A good op-ed from Bjorn Lomborg entitled “This child doesn’t need a solar panel.” And, I’d add, this child doesn’t want a solar panel. This should be obvious, one would think, but to the world’s elite, those pushing the “fashionable” and the “stylish” agenda, it isn’t. Believe it or not, folks, not a single kid is saved from starvation, dysentery or malaria, or gets an education from a solar panel. Solar panels are not these children’s first priority. They are not the parents’ first priority. They in fact keep poor kids and poor families poor. Why? We live in a world of limited resources. Resources expended a low value solar panel project cannot be spent on a high value malaria project. Opportunity cost, that’s in the first lecture of Econ 101. Lomborg paid attention in class. I wish those promoting fashionable, stylish development had done the same. The world would be a lot healthier and happier.
In the run-up to the 2015 U.N. Climate Change Conference in Paris from Nov. 30 to Dec. 11, rich countries and development organizations are scrambling to join the fashionable ranks of “climate aid” donors. This effectively means telling the world’s worst-off people, suffering from tuberculosis, malaria or malnutrition, that what they really need isn’t medicine, mosquito nets or micronutrients, but a solar panel. It is terrible news.
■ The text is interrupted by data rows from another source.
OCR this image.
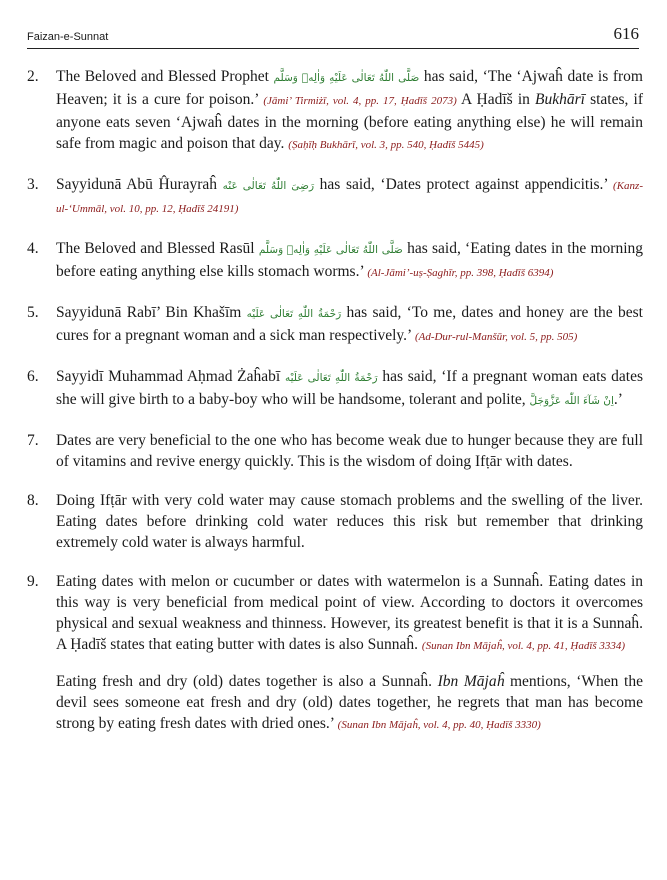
Faizan-e-Sunnat	616
2. The Beloved and Blessed Prophet صَلَّى اللّٰهُ تَعَالٰى عَلَيْهِ وَاٰلِهٖ وَسَلَّم has said, ‘The ‘Ajwaĥ date is from Heaven; it is a cure for poison.’ (Jāmi’ Tirmiżī, vol. 4, pp. 17, Ḥadīš 2073) A Ḥadīš in Bukhārī states, if anyone eats seven ‘Ajwaĥ dates in the morning (before eating anything else) he will remain safe from magic and poison that day. (Ṣaḥīḥ Bukhārī, vol. 3, pp. 540, Ḥadīš 5445)

3. Sayyidunā Abū Ĥurayraĥ رَضِىَ اللّٰهُ تَعَالٰى عَنْه has said, ‘Dates protect against appendicitis.’ (Kanz-ul-‘Ummāl, vol. 10, pp. 12, Ḥadīš 24191)

4. The Beloved and Blessed Rasūl صَلَّى اللّٰهُ تَعَالٰى عَلَيْهِ وَاٰلِهٖ وَسَلَّم has said, ‘Eating dates in the morning before eating anything else kills stomach worms.’ (Al-Jāmi’-uṣ-Ṣaghīr, pp. 398, Ḥadīš 6394)

5. Sayyidunā Rabī’ Bin Khašīm رَحْمَةُ اللّٰهِ تَعَالٰى عَلَيْه has said, ‘To me, dates and honey are the best cures for a pregnant woman and a sick man respectively.’ (Ad-Dur-rul-Manšūr, vol. 5, pp. 505)

6. Sayyidī Muhammad Aḥmad Żaĥabī رَحْمَةُ اللّٰهِ تَعَالٰى عَلَيْه has said, ‘If a pregnant woman eats dates she will give birth to a baby-boy who will be handsome, tolerant and polite, اِنْ شَآءَ اللّٰه عَزَّوَجَلَّ.’

7. Dates are very beneficial to the one who has become weak due to hunger because they are full of vitamins and revive energy quickly. This is the wisdom of doing Ifṭār with dates.

8. Doing Ifṭār with very cold water may cause stomach problems and the swelling of the liver. Eating dates before drinking cold water reduces this risk but remember that drinking extremely cold water is always harmful.

9. Eating dates with melon or cucumber or dates with watermelon is a Sunnaĥ. Eating dates in this way is very beneficial from medical point of view. According to doctors it overcomes physical and sexual weakness and thinness. However, its greatest benefit is that it is a Sunnaĥ. A Ḥadīš states that eating butter with dates is also Sunnaĥ. (Sunan Ibn Mājaĥ, vol. 4, pp. 41, Ḥadīš 3334)

Eating fresh and dry (old) dates together is also a Sunnaĥ. Ibn Mājaĥ mentions, ‘When the devil sees someone eat fresh and dry (old) dates together, he regrets that man has become strong by eating fresh dates with dried ones.’ (Sunan Ibn Mājaĥ, vol. 4, pp. 40, Ḥadīš 3330)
On Oct. 9, World Bank President Jim Yong Kim pledged a one-third increase in the bank’s direct climate-related financing, bringing the bank’s annual total to an estimated $29 billion by 2020. In September, Chinese President Xi Jinping pledged to match President Obama’s promised $3 billion in aid to the U.N.’s Green Climate Fund. Meanwhile, the U.K is diverting $8.9 billion from its overseas aid budget to climate-related aid over the next five years, and France is promising $5.6 billion annually by 2020, up from $3.4 billion today. The African Development Bank is planning to triple its climate-related investments to more than $5 billion a year by 2020, representing 40% of its total portfolio.
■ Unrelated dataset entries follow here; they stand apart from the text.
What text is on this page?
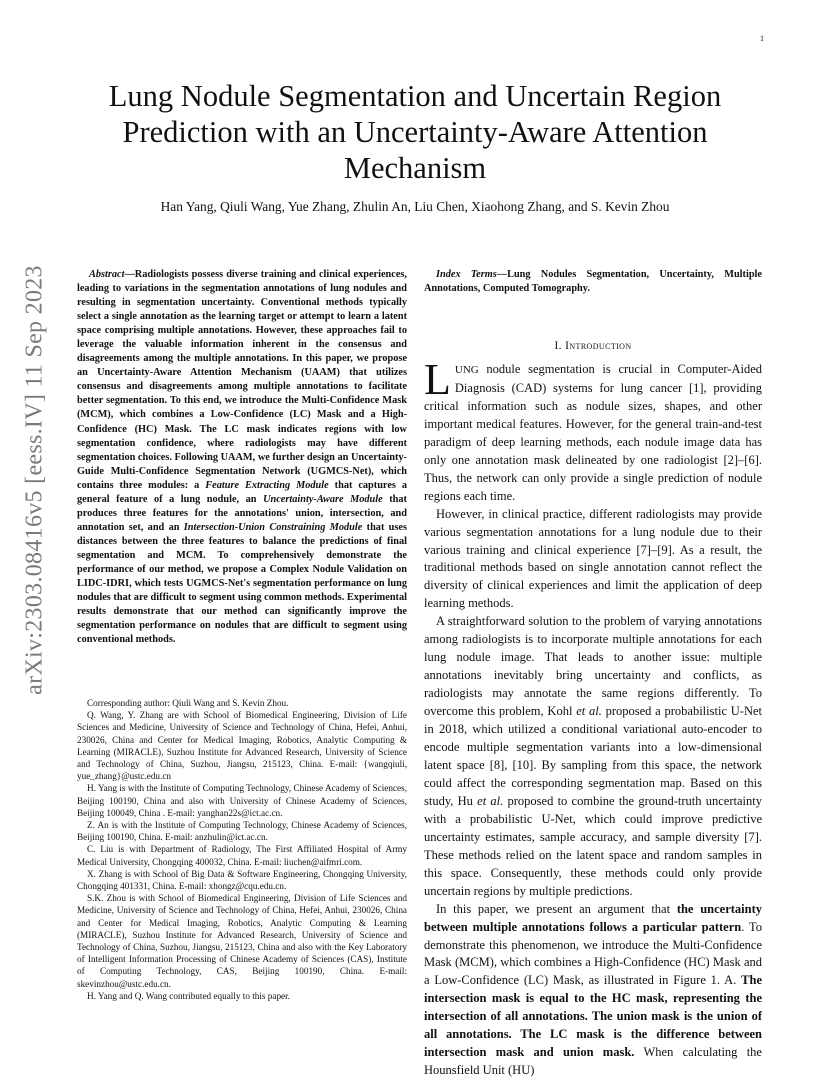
1
arXiv:2303.08416v5 [eess.IV] 11 Sep 2023
Lung Nodule Segmentation and Uncertain Region Prediction with an Uncertainty-Aware Attention Mechanism

Han Yang, Qiuli Wang, Yue Zhang, Zhulin An, Liu Chen, Xiaohong Zhang, and S. Kevin Zhou

Abstract—Radiologists possess diverse training and clinical experiences, leading to variations in the segmentation annotations of lung nodules and resulting in segmentation uncertainty. Conventional methods typically select a single annotation as the learning target or attempt to learn a latent space comprising multiple annotations. However, these approaches fail to leverage the valuable information inherent in the consensus and disagreements among the multiple annotations. In this paper, we propose an Uncertainty-Aware Attention Mechanism (UAAM) that utilizes consensus and disagreements among multiple annotations to facilitate better segmentation. To this end, we introduce the Multi-Confidence Mask (MCM), which combines a Low-Confidence (LC) Mask and a High-Confidence (HC) Mask. The LC mask indicates regions with low segmentation confidence, where radiologists may have different segmentation choices. Following UAAM, we further design an Uncertainty-Guide Multi-Confidence Segmentation Network (UGMCS-Net), which contains three modules: a Feature Extracting Module that captures a general feature of a lung nodule, an Uncertainty-Aware Module that produces three features for the annotations' union, intersection, and annotation set, and an Intersection-Union Constraining Module that uses distances between the three features to balance the predictions of final segmentation and MCM. To comprehensively demonstrate the performance of our method, we propose a Complex Nodule Validation on LIDC-IDRI, which tests UGMCS-Net's segmentation performance on lung nodules that are difficult to segment using common methods. Experimental results demonstrate that our method can significantly improve the segmentation performance on nodules that are difficult to segment using conventional methods.

Corresponding author: Qiuli Wang and S. Kevin Zhou.

Q. Wang, Y. Zhang are with School of Biomedical Engineering, Division of Life Sciences and Medicine, University of Science and Technology of China, Hefei, Anhui, 230026, China and Center for Medical Imaging, Robotics, Analytic Computing & Learning (MIRACLE), Suzhou Institute for Advanced Research, University of Science and Technology of China, Suzhou, Jiangsu, 215123, China. E-mail: {wangqiuli, yue_zhang}@ustc.edu.cn

H. Yang is with the Institute of Computing Technology, Chinese Academy of Sciences, Beijing 100190, China and also with University of Chinese Academy of Sciences, Beijing 100049, China . E-mail: yanghan22s@ict.ac.cn.

Z. An is with the Institute of Computing Technology, Chinese Academy of Sciences, Beijing 100190, China. E-mail: anzhulin@ict.ac.cn.

C. Liu is with Department of Radiology, The First Affiliated Hospital of Army Medical University, Chongqing 400032, China. E-mail: liuchen@aifmri.com.

X. Zhang is with School of Big Data & Software Engineering, Chongqing University, Chongqing 401331, China. E-mail: xhongz@cqu.edu.cn.

S.K. Zhou is with School of Biomedical Engineering, Division of Life Sciences and Medicine, University of Science and Technology of China, Hefei, Anhui, 230026, China and Center for Medical Imaging, Robotics, Analytic Computing & Learning (MIRACLE), Suzhou Institute for Advanced Research, University of Science and Technology of China, Suzhou, Jiangsu, 215123, China and also with the Key Laboratory of Intelligent Information Processing of Chinese Academy of Sciences (CAS), Institute of Computing Technology, CAS, Beijing 100190, China. E-mail: skevinzhou@ustc.edu.cn.

H. Yang and Q. Wang contributed equally to this paper.

Index Terms—Lung Nodules Segmentation, Uncertainty, Multiple Annotations, Computed Tomography.

I. Introduction

LUNG nodule segmentation is crucial in Computer-Aided Diagnosis (CAD) systems for lung cancer [1], providing critical information such as nodule sizes, shapes, and other important medical features. However, for the general train-and-test paradigm of deep learning methods, each nodule image data has only one annotation mask delineated by one radiologist [2]–[6]. Thus, the network can only provide a single prediction of nodule regions each time.

However, in clinical practice, different radiologists may provide various segmentation annotations for a lung nodule due to their various training and clinical experience [7]–[9]. As a result, the traditional methods based on single annotation cannot reflect the diversity of clinical experiences and limit the application of deep learning methods.

A straightforward solution to the problem of varying annotations among radiologists is to incorporate multiple annotations for each lung nodule image. That leads to another issue: multiple annotations inevitably bring uncertainty and conflicts, as radiologists may annotate the same regions differently. To overcome this problem, Kohl et al. proposed a probabilistic U-Net in 2018, which utilized a conditional variational auto-encoder to encode multiple segmentation variants into a low-dimensional latent space [8], [10]. By sampling from this space, the network could affect the corresponding segmentation map. Based on this study, Hu et al. proposed to combine the ground-truth uncertainty with a probabilistic U-Net, which could improve predictive uncertainty estimates, sample accuracy, and sample diversity [7]. These methods relied on the latent space and random samples in this space. Consequently, these methods could only provide uncertain regions by multiple predictions.

In this paper, we present an argument that the uncertainty between multiple annotations follows a particular pattern. To demonstrate this phenomenon, we introduce the Multi-Confidence Mask (MCM), which combines a High-Confidence (HC) Mask and a Low-Confidence (LC) Mask, as illustrated in Figure 1. A. The intersection mask is equal to the HC mask, representing the intersection of all annotations. The union mask is the union of all annotations. The LC mask is the difference between intersection mask and union mask. When calculating the Hounsfield Unit (HU)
This is deeply troubling because aid is being diverted to climate-related matters at the expense of improved public health, education and economic development. The Organization for Economic Cooperation and Development has analyzed about 70% of total global development aid and found that about one in four of those dollars goes to climate-related aid.
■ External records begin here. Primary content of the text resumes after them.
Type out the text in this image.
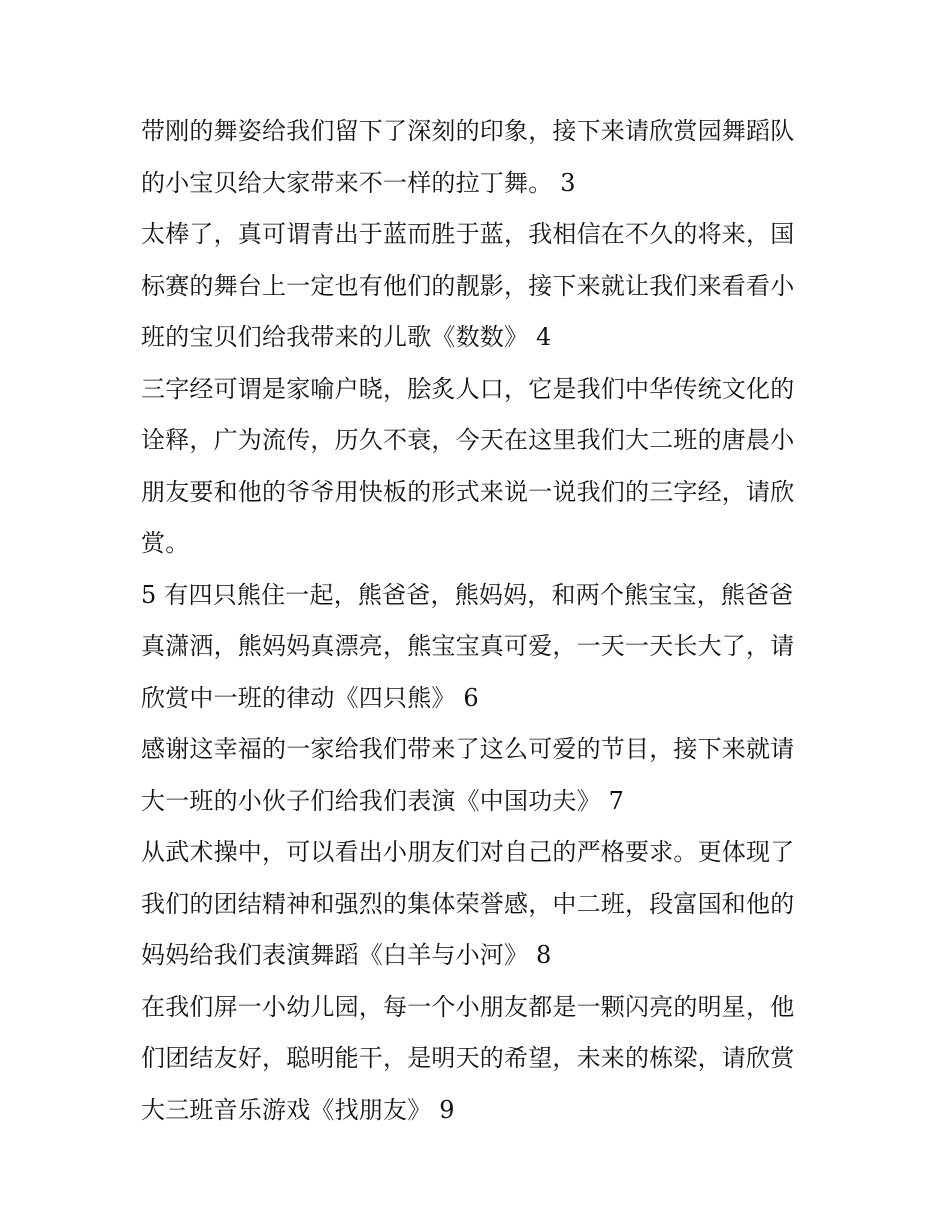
带刚的舞姿给我们留下了深刻的印象，接下来请欣赏园舞蹈队
的小宝贝给大家带来不一样的拉丁舞。 3
太棒了，真可谓青出于蓝而胜于蓝，我相信在不久的将来，国
标赛的舞台上一定也有他们的靓影，接下来就让我们来看看小
班的宝贝们给我带来的儿歌《数数》 4
三字经可谓是家喻户晓，脍炙人口，它是我们中华传统文化的
诠释，广为流传，历久不衰，今天在这里我们大二班的唐晨小
朋友要和他的爷爷用快板的形式来说一说我们的三字经，请欣
赏。
5 有四只熊住一起，熊爸爸，熊妈妈，和两个熊宝宝，熊爸爸
真潇洒，熊妈妈真漂亮，熊宝宝真可爱，一天一天长大了，请
欣赏中一班的律动《四只熊》 6
感谢这幸福的一家给我们带来了这么可爱的节目，接下来就请
大一班的小伙子们给我们表演《中国功夫》 7
从武术操中，可以看出小朋友们对自己的严格要求。更体现了
我们的团结精神和强烈的集体荣誉感，中二班，段富国和他的
妈妈给我们表演舞蹈《白羊与小河》 8
在我们屏一小幼儿园，每一个小朋友都是一颗闪亮的明星，他
们团结友好，聪明能干，是明天的希望，未来的栋梁，请欣赏
大三班音乐游戏《找朋友》 9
In a world in which malnourishment continues to claim at least 1.4 million children’s lives each year, 1.2 billion people live in extreme poverty, and 2.6 billion lack clean drinking water and sanitation, this growing emphasis on climate aid is immoral.
Addressing global warming effectively will require long-term innovation that will make green energy affordable for everyone. Rich countries are in a rush to appear green and generous, and recipient countries are jostling to make sure they receive the funds. But the truth is that climate aid isn’t where rich countries can help the most, and it isn’t what the world’s poorest want or need.